KYONDAH, Myanmar — U.N. Secretary-General Ban Ki Moon flew over Myanmar's flooded Irrawaddy Delta on Thursday, where the ravages of a cyclone stretched as far as the eye could see: Villages were empty of life, flattened huts dissolved into vast areas of water and people perched on rooftops.
Nearly three weeks after the storm, life was grim even at a refugee camp showcased by Myanmar's junta during the carefully scripted tour.
"I'm very upset by what I've seen," Ban said, even though the areas to which he was taken were far from those worst-hit by Cyclone Nargis.
The May 2-3 cyclone claimed more than 78,000 lives, according to the government, and more than 56,000 are missing. The junta is seeking up to $11.7-billion in reconstruction aid at a donor conference scheduled this weekend in Yangon, raising fears among human rights activists and Western governments that the disaster could become a diplomatic and financial windfall for the reclusive regime.
Myanmar has a gross domestic product of only about $15-billion, and Myanmar officials have not indicated how they reached their damage assessment.

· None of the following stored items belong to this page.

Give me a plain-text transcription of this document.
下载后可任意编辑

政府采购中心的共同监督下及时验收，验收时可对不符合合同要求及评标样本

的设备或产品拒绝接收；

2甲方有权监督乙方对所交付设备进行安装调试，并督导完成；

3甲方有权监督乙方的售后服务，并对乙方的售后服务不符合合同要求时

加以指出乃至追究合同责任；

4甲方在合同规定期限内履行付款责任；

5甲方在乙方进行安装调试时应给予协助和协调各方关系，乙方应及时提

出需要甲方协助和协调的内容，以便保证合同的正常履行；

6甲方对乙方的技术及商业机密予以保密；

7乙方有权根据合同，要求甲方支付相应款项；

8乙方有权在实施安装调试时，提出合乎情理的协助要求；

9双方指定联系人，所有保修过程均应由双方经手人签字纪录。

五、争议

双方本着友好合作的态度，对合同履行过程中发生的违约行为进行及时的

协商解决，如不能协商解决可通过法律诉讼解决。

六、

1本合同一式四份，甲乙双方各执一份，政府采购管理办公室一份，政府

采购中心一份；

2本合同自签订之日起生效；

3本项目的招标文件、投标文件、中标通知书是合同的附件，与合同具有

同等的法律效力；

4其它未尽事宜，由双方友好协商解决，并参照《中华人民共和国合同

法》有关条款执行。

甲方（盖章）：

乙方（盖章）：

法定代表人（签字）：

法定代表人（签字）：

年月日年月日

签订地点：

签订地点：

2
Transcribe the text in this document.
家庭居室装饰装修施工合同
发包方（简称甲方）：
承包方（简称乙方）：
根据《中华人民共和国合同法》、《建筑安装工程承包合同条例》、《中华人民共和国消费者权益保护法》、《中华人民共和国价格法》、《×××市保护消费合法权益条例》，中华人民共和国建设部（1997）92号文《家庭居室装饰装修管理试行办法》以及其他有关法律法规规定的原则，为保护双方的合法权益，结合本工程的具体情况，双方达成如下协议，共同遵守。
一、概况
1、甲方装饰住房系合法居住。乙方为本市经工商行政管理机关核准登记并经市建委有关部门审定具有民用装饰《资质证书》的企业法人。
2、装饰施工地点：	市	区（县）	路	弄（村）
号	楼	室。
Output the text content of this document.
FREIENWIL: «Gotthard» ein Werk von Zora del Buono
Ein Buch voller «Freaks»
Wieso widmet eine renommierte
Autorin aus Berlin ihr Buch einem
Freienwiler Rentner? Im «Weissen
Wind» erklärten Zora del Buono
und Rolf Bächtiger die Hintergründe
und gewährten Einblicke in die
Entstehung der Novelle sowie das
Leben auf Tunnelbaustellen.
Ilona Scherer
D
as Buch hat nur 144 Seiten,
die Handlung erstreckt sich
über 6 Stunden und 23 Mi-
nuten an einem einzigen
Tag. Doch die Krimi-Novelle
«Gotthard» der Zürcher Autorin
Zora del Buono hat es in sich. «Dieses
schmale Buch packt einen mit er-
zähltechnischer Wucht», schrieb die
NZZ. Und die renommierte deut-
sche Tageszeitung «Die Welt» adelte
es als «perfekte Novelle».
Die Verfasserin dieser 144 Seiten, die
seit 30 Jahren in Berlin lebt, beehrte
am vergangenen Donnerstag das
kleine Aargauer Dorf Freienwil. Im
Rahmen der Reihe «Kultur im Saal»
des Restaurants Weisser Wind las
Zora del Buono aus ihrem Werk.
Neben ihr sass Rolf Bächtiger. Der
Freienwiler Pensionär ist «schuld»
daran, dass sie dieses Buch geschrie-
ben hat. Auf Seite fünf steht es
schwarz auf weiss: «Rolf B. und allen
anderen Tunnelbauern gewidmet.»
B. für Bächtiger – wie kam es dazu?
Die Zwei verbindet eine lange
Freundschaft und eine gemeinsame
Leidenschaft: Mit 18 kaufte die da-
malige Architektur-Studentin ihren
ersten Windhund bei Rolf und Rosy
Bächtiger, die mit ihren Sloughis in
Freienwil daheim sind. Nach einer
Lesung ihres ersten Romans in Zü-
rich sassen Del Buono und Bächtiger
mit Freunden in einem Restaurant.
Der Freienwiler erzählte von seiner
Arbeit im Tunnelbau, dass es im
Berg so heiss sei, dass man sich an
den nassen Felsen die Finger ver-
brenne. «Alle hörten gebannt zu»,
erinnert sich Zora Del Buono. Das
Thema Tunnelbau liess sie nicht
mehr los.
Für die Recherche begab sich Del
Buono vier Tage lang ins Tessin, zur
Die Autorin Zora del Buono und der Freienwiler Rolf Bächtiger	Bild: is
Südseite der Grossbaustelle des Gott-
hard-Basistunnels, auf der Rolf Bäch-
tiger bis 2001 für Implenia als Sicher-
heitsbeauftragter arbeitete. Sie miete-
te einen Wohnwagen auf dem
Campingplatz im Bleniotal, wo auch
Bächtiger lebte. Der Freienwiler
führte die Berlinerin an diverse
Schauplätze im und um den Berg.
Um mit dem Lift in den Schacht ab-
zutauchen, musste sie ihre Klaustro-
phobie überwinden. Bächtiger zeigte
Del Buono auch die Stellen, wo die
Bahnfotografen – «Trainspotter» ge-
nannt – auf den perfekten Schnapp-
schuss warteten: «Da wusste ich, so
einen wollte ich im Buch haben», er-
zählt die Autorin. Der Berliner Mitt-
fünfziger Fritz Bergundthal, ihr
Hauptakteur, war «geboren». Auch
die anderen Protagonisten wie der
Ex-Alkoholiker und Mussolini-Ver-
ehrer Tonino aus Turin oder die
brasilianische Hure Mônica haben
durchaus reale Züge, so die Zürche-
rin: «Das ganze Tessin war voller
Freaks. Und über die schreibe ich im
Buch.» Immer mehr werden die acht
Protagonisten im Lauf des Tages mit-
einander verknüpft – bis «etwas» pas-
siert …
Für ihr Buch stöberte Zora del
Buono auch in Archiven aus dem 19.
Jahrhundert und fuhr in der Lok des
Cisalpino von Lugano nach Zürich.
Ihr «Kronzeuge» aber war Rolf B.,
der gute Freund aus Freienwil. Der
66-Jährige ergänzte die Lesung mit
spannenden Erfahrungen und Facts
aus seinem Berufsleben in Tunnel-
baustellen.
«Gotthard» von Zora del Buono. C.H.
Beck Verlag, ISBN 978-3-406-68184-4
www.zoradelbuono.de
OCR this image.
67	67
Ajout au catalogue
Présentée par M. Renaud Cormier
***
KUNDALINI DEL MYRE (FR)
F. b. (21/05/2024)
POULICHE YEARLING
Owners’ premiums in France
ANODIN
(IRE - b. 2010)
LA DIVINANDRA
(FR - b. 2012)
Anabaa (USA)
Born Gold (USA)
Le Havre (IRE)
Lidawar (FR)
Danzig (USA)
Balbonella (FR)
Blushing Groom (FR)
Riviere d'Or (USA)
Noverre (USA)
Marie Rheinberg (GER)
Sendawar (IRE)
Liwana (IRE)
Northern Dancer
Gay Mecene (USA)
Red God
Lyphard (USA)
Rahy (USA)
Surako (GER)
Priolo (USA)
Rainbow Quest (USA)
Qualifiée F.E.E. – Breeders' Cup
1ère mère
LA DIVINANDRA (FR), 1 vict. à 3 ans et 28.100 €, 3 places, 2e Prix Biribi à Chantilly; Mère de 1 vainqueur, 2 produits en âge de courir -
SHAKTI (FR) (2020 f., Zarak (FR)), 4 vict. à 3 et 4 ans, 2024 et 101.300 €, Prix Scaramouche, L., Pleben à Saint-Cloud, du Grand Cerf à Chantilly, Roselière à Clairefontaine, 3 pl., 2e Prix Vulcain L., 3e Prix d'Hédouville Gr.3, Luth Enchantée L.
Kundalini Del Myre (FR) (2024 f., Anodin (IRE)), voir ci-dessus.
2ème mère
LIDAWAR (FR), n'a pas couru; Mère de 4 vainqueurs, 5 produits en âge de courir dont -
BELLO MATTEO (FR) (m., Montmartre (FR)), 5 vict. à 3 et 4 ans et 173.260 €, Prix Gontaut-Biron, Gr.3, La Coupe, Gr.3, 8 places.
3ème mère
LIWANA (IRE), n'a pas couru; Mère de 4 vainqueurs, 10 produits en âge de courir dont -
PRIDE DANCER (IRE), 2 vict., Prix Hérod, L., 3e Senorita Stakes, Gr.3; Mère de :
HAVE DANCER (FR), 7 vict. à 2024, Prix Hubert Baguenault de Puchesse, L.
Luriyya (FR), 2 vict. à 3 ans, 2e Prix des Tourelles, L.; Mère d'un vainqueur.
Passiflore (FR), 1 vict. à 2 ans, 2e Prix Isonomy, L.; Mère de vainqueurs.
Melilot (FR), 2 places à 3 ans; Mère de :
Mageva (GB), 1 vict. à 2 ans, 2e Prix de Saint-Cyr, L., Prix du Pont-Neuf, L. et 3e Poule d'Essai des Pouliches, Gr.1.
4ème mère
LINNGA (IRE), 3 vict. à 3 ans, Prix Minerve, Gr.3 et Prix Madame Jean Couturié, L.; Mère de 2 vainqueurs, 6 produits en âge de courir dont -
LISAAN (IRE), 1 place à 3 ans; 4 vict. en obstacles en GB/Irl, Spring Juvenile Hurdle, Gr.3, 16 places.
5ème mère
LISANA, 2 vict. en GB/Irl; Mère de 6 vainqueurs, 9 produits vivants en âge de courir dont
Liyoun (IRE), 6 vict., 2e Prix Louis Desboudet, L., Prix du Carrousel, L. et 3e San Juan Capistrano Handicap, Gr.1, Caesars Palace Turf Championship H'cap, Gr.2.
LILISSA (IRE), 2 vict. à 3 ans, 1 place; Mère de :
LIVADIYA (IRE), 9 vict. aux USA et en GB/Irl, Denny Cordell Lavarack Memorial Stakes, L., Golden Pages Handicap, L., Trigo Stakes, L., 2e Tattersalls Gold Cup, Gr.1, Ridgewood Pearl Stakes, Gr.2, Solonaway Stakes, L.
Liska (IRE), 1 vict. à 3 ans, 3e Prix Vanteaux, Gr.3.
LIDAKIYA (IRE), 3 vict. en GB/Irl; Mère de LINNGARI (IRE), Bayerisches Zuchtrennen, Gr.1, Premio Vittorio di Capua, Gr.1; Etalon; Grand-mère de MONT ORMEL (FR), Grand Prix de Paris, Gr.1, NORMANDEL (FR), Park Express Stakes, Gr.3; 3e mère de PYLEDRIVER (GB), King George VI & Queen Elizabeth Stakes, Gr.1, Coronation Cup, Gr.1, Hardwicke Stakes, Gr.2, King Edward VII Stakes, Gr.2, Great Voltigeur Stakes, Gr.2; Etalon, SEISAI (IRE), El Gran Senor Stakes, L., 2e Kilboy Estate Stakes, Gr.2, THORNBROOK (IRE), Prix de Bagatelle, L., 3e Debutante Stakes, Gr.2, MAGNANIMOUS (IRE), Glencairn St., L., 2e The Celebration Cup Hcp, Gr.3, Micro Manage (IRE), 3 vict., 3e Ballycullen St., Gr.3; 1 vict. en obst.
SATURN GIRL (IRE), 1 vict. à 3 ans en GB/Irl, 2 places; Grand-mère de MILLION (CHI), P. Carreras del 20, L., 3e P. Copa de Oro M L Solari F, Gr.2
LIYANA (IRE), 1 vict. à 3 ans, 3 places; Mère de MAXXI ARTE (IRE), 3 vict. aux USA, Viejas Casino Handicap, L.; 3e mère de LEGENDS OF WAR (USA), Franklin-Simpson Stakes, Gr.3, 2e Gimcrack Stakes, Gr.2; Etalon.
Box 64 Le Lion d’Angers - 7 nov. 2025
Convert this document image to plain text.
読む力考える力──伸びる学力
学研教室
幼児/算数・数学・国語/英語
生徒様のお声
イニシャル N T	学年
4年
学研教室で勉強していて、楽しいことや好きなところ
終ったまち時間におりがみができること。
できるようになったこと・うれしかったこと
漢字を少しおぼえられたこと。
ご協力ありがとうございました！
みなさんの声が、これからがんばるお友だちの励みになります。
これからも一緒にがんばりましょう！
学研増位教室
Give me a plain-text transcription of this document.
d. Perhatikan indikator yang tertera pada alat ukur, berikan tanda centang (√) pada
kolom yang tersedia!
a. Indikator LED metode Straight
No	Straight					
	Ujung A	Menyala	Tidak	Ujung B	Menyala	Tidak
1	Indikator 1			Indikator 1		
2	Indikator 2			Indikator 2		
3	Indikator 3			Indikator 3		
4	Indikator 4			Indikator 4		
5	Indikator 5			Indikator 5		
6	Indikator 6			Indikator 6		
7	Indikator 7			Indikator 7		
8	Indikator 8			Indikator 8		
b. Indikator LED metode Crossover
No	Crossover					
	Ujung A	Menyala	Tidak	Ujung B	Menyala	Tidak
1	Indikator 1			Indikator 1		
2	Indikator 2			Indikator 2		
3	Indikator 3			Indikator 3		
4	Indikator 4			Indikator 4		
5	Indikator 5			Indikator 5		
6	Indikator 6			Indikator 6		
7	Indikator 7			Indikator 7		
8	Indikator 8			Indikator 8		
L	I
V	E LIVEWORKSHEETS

The military rulers have been eager to show they have the relief effort under control despite spurning the help of foreign disaster experts, and much of the tour was taken up by statistics-laden lectures to make that point.
The U.N. says up to 2.5-million cyclone survivors face hunger, homelessness and potential outbreaks of deadly diseases, especially in the low-lying areas of the Irrawaddy Delta close to the sea. It estimates that aid has reached only 25 percent of victims.